Cubic* criticality emerging from quantum loop model on triangular lattice

Quantum loop and dimer models are archetypal examples of correlated systems with local constraints, whose generic solutions are difficult to obtain due to the lack of controlled methods to solve them in the thermodynamic limit. Yet, these solutions are of immediate relevance towards both statistical and quantum field theories, as well as the fast-growing experiments in Rydberg atom arrays and quantum moiré materials, where the interplay between correlation and local constraints gives rise to a plethora of novel phenomena.

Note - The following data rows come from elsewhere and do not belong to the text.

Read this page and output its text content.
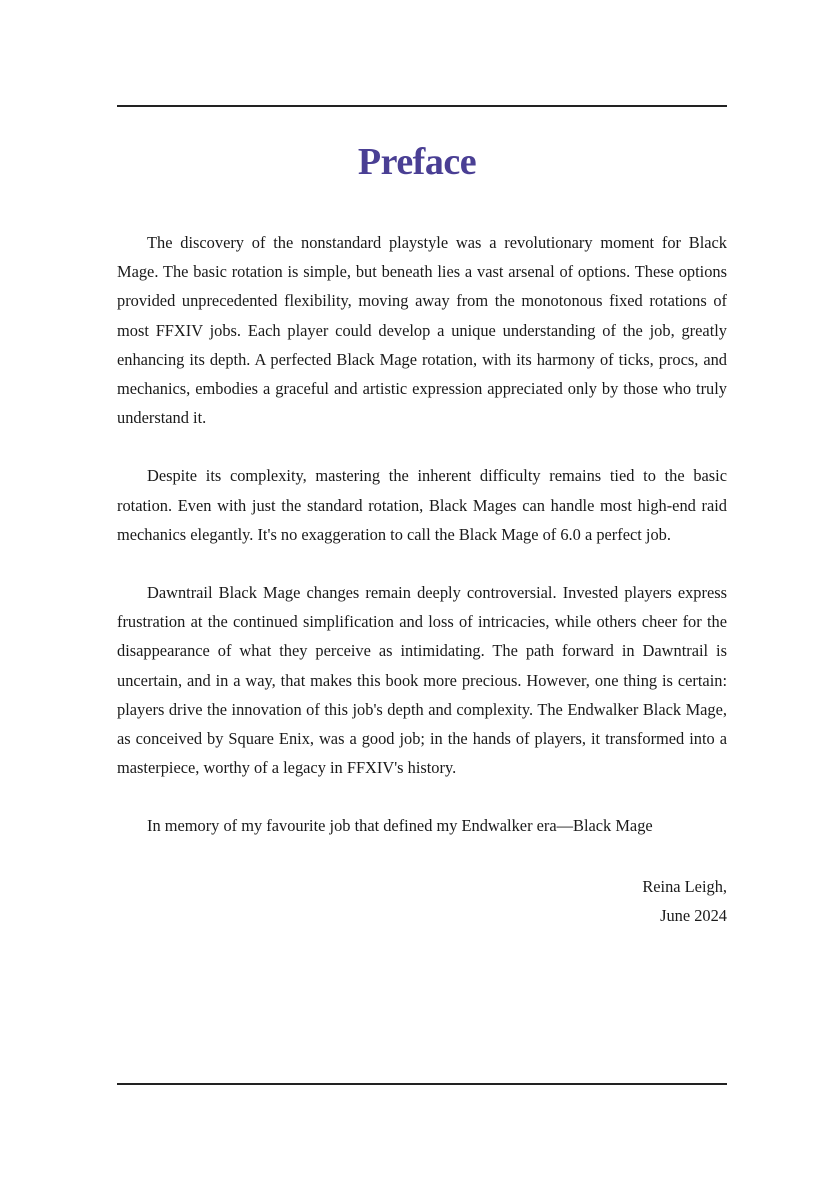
Preface

The discovery of the nonstandard playstyle was a revolutionary moment for Black Mage. The basic rotation is simple, but beneath lies a vast arsenal of options. These options provided unprecedented flexibility, moving away from the monotonous fixed rotations of most FFXIV jobs. Each player could develop a unique understanding of the job, greatly enhancing its depth. A perfected Black Mage rotation, with its harmony of ticks, procs, and mechanics, embodies a graceful and artistic expression appreciated only by those who truly understand it.

Despite its complexity, mastering the inherent difficulty remains tied to the basic rotation. Even with just the standard rotation, Black Mages can handle most high-end raid mechanics elegantly. It's no exaggeration to call the Black Mage of 6.0 a perfect job.

Dawntrail Black Mage changes remain deeply controversial. Invested players express frustration at the continued simplification and loss of intricacies, while others cheer for the disappearance of what they perceive as intimidating. The path forward in Dawntrail is uncertain, and in a way, that makes this book more precious. However, one thing is certain: players drive the innovation of this job's depth and complexity. The Endwalker Black Mage, as conceived by Square Enix, was a good job; in the hands of players, it transformed into a masterpiece, worthy of a legacy in FFXIV's history.

In memory of my favourite job that defined my Endwalker era—Black Mage

Reina Leigh,
June 2024
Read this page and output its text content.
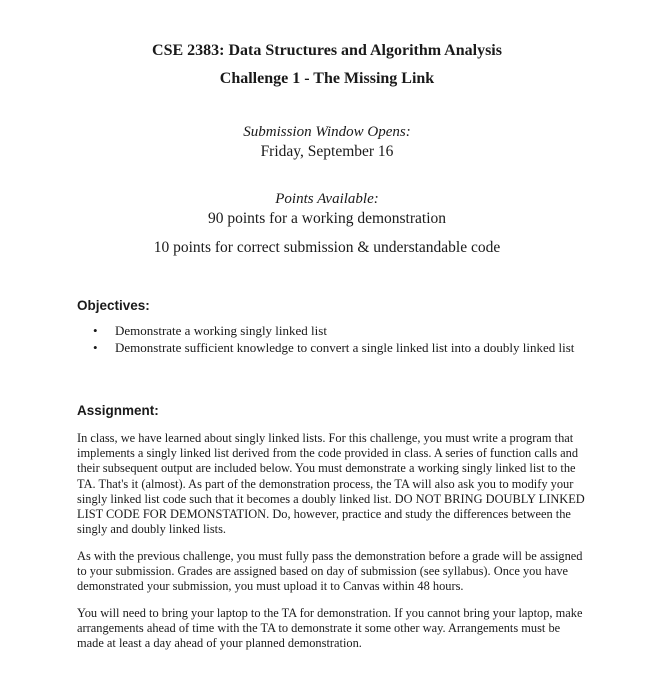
CSE 2383: Data Structures and Algorithm Analysis
Challenge 1 - The Missing Link
Submission Window Opens:
Friday, September 16
Points Available:
90 points for a working demonstration
10 points for correct submission & understandable code
Objectives:
• Demonstrate a working singly linked list
• Demonstrate sufficient knowledge to convert a single linked list into a doubly linked list
Assignment:

In class, we have learned about singly linked lists. For this challenge, you must write a program that implements a singly linked list derived from the code provided in class. A series of function calls and their subsequent output are included below. You must demonstrate a working singly linked list to the TA. That's it (almost). As part of the demonstration process, the TA will also ask you to modify your singly linked list code such that it becomes a doubly linked list. DO NOT BRING DOUBLY LINKED LIST CODE FOR DEMONSTATION. Do, however, practice and study the differences between the singly and doubly linked lists.

As with the previous challenge, you must fully pass the demonstration before a grade will be assigned to your submission. Grades are assigned based on day of submission (see syllabus). Once you have demonstrated your submission, you must upload it to Canvas within 48 hours.

You will need to bring your laptop to the TA for demonstration. If you cannot bring your laptop, make arrangements ahead of time with the TA to demonstrate it some other way. Arrangements must be made at least a day ahead of your planned demonstration.
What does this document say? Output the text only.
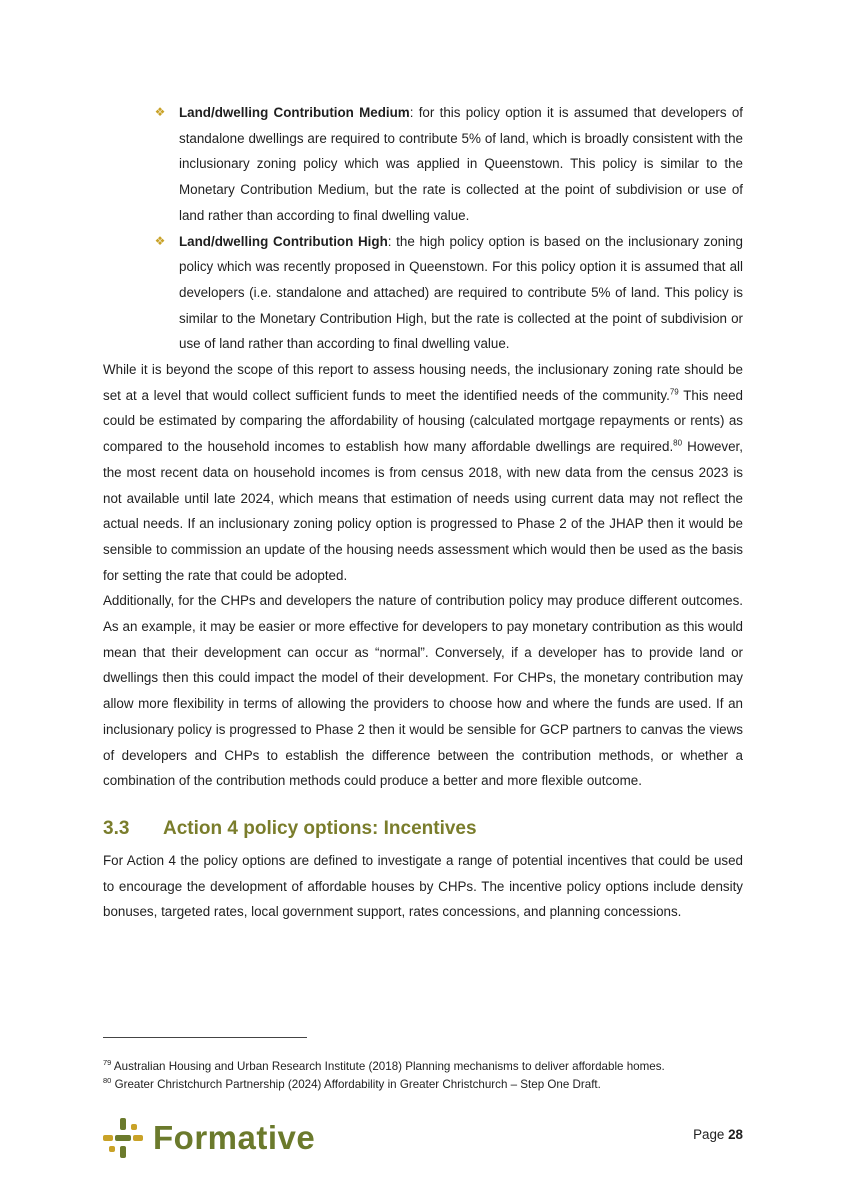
❖ Land/dwelling Contribution Medium: for this policy option it is assumed that developers of standalone dwellings are required to contribute 5% of land, which is broadly consistent with the inclusionary zoning policy which was applied in Queenstown. This policy is similar to the Monetary Contribution Medium, but the rate is collected at the point of subdivision or use of land rather than according to final dwelling value.
❖ Land/dwelling Contribution High: the high policy option is based on the inclusionary zoning policy which was recently proposed in Queenstown. For this policy option it is assumed that all developers (i.e. standalone and attached) are required to contribute 5% of land. This policy is similar to the Monetary Contribution High, but the rate is collected at the point of subdivision or use of land rather than according to final dwelling value.

While it is beyond the scope of this report to assess housing needs, the inclusionary zoning rate should be set at a level that would collect sufficient funds to meet the identified needs of the community.$^{79}$ This need could be estimated by comparing the affordability of housing (calculated mortgage repayments or rents) as compared to the household incomes to establish how many affordable dwellings are required.$^{80}$ However, the most recent data on household incomes is from census 2018, with new data from the census 2023 is not available until late 2024, which means that estimation of needs using current data may not reflect the actual needs. If an inclusionary zoning policy option is progressed to Phase 2 of the JHAP then it would be sensible to commission an update of the housing needs assessment which would then be used as the basis for setting the rate that could be adopted.

Additionally, for the CHPs and developers the nature of contribution policy may produce different outcomes. As an example, it may be easier or more effective for developers to pay monetary contribution as this would mean that their development can occur as “normal”. Conversely, if a developer has to provide land or dwellings then this could impact the model of their development. For CHPs, the monetary contribution may allow more flexibility in terms of allowing the providers to choose how and where the funds are used. If an inclusionary policy is progressed to Phase 2 then it would be sensible for GCP partners to canvas the views of developers and CHPs to establish the difference between the contribution methods, or whether a combination of the contribution methods could produce a better and more flexible outcome.

3.3 Action 4 policy options: Incentives

For Action 4 the policy options are defined to investigate a range of potential incentives that could be used to encourage the development of affordable houses by CHPs. The incentive policy options include density bonuses, targeted rates, local government support, rates concessions, and planning concessions.

$^{79}$ Australian Housing and Urban Research Institute (2018) Planning mechanisms to deliver affordable homes.
$^{80}$ Greater Christchurch Partnership (2024) Affordability in Greater Christchurch – Step One Draft.
Formative	Page 28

In a recent work[1], it was found via sweeping cluster quantum Monte Carlo (QMC) simulations and field theory analysis that the triangular lattice quantum loop model (QLM) hosts a rich ground state phase diagram with lattice nematic (LN), vison plaquette (VP) crystals, and the ℤ_2 quantum spin liquid (QSL) close to the Rokhsar-Kivelson (RK) point. Here, we focus on the continuous quantum critical point separating the VP and QSL phases and demonstrate via both static and dynamic probes in QMC simulations that this transition is of the (2+1)d Cubic* universality, in which the fractionalized visons in QSL condense to give rise to the crystalline VP phase, while leaving their trace in the anomalously large anomalous dimension exponent and pronounced continua in the dimer and vison spectra compared with those at the conventional Cubic or O(3) quantum critical points.